The Biden administration argued in a court brief Friday that it was acting within its “plain” authority by attempting to unilaterally wipe away billions of dollars in debt, ABC News reported.
Biden begs SCOTUS
Biden’s Solicitor General Elizabeth Prelogar asked the Supreme Court to overturn a nationwide injunction from the 8th Circuit Court of Appeals, arguing the relief plan “falls squarely within the plain text” of the administration’s statutory authority under the HEROES Act.
The administration claims that the law gives them broad authority to cancel loans during an emergency, with that emergency being COVID, in this case.
“Indeed, the entire purpose of the HEROES Act is to authorize the Secretary to grant student-loan-related relief to at-risk borrowers because of a national emergency — precisely what the Secretary did here,” Prelogar wrote.
Biden’s program has been blocked by the 8th Circuit and Texas judge Mark Pittman, a Trump appointee, who blasted the administration’s assertions of power as draconian.
“In this country, we are not ruled by an all-powerful executive with a pen and a phone,” Pittman wrote.
Costly patronage scheme
The pretext for Biden’s power grab has also been belied by Biden’s own ambivalent comments on COVID: in September, he said that the so-called emergency was “over.”
The student loan program has polarized voters, with many seeing it as an unfair handout to college graduates.
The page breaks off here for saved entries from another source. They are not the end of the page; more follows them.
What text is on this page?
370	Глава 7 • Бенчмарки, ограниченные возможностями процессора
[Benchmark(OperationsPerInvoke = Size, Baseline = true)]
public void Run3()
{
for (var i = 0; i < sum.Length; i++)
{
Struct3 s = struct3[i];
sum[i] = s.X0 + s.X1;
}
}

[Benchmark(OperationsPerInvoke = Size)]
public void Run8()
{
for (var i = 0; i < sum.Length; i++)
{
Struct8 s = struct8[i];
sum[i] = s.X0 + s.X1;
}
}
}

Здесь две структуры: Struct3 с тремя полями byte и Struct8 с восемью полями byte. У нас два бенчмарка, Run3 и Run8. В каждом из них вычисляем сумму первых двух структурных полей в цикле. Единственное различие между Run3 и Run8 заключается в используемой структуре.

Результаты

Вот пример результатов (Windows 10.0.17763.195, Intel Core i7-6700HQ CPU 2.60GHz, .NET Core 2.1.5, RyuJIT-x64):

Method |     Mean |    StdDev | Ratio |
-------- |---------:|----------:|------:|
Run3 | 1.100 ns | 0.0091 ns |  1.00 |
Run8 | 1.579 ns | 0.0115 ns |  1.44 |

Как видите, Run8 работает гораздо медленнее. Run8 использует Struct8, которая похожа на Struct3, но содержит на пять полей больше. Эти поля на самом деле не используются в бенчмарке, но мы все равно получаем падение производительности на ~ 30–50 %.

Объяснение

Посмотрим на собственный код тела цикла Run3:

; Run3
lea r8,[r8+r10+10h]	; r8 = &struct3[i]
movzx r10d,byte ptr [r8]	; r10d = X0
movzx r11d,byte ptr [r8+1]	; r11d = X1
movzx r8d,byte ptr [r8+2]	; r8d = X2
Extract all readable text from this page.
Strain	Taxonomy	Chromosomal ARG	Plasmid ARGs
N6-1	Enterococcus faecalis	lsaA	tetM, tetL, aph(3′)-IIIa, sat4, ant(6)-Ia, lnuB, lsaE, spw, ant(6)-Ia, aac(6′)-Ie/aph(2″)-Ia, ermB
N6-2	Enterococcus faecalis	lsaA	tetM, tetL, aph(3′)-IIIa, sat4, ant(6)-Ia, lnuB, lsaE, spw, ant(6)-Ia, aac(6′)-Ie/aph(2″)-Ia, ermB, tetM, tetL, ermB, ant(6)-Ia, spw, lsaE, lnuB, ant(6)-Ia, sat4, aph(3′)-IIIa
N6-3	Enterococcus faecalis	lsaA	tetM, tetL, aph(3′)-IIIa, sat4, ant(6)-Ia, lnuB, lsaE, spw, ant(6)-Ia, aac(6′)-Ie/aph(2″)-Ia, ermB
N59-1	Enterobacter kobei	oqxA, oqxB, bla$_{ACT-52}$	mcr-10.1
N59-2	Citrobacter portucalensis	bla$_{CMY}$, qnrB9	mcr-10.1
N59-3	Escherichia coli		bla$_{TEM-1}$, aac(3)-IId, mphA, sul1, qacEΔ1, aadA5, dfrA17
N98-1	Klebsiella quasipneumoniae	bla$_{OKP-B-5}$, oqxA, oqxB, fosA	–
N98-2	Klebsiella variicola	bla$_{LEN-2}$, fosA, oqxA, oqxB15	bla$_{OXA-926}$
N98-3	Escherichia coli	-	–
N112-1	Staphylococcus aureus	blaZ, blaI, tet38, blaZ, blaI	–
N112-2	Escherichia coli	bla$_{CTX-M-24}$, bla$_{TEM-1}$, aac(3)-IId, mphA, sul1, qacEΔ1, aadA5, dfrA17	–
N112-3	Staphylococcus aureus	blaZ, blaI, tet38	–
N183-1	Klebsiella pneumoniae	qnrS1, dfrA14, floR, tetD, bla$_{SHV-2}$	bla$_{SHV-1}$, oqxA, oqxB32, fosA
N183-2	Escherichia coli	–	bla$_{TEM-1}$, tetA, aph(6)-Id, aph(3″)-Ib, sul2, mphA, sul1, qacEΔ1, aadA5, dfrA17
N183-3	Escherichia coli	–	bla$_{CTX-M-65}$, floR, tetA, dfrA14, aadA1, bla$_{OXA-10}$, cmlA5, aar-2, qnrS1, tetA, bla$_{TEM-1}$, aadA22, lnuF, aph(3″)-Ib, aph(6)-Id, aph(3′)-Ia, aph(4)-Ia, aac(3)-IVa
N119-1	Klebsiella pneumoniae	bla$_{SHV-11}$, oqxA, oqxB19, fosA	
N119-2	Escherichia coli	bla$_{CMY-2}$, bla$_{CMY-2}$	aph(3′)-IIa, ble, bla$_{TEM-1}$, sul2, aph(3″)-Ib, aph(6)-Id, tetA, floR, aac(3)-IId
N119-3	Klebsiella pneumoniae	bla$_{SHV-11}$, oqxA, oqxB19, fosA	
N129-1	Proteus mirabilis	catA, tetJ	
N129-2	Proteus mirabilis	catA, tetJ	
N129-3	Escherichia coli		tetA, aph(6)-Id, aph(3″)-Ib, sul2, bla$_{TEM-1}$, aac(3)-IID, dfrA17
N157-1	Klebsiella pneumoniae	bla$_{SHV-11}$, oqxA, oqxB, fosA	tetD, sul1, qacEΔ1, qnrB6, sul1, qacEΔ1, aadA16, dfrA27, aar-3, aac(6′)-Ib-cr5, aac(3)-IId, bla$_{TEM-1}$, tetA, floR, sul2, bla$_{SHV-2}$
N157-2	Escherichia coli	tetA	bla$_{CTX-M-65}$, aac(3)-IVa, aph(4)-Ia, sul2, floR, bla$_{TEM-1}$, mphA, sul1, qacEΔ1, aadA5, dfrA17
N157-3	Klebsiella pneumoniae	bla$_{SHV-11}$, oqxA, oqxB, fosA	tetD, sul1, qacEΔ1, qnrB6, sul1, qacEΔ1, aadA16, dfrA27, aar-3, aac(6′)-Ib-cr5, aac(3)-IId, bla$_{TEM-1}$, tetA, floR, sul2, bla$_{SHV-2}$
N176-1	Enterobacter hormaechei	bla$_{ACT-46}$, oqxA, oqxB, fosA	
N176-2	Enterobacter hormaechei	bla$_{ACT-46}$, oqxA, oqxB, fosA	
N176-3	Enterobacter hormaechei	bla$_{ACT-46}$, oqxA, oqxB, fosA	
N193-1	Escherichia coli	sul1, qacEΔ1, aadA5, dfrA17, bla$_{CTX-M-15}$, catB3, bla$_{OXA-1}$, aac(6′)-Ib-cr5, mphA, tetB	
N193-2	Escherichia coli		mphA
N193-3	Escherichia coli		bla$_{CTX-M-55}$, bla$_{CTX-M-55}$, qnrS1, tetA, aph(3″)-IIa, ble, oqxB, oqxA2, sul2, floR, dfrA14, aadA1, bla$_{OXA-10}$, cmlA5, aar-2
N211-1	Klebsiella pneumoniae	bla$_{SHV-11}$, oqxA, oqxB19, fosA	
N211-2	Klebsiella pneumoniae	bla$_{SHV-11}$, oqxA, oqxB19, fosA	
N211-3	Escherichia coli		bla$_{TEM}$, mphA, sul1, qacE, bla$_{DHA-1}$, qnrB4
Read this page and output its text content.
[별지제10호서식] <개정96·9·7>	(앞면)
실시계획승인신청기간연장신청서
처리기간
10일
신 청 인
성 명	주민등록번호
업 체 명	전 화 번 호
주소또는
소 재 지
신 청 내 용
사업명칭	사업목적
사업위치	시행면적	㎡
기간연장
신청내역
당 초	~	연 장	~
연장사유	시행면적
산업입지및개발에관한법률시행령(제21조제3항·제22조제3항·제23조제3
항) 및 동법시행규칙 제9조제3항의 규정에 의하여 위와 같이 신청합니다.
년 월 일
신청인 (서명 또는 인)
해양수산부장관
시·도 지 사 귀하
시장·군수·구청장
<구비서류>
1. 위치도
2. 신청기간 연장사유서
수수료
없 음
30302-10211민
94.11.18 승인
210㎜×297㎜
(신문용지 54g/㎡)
Biden’s program would forgive up to $10,000 for most borrowers and $20,000 for recipients of Pell Grants. The giveaway is expected to cost taxpayer hundreds of billions of dollars.
Some have speculated that Biden did not expect the policy to withstand legal challenges and that he dangled the promise of loan relief to buy votes from young people in the midterm elections.
Although the program hasn’t been unblocked, the Biden administration has begun sending notices to applicants who received approval from the administration.
“Unfortunately, a number of lawsuits have been filed challenging the program, which have blocked our ability to discharge your debt at present,” the administration wrote.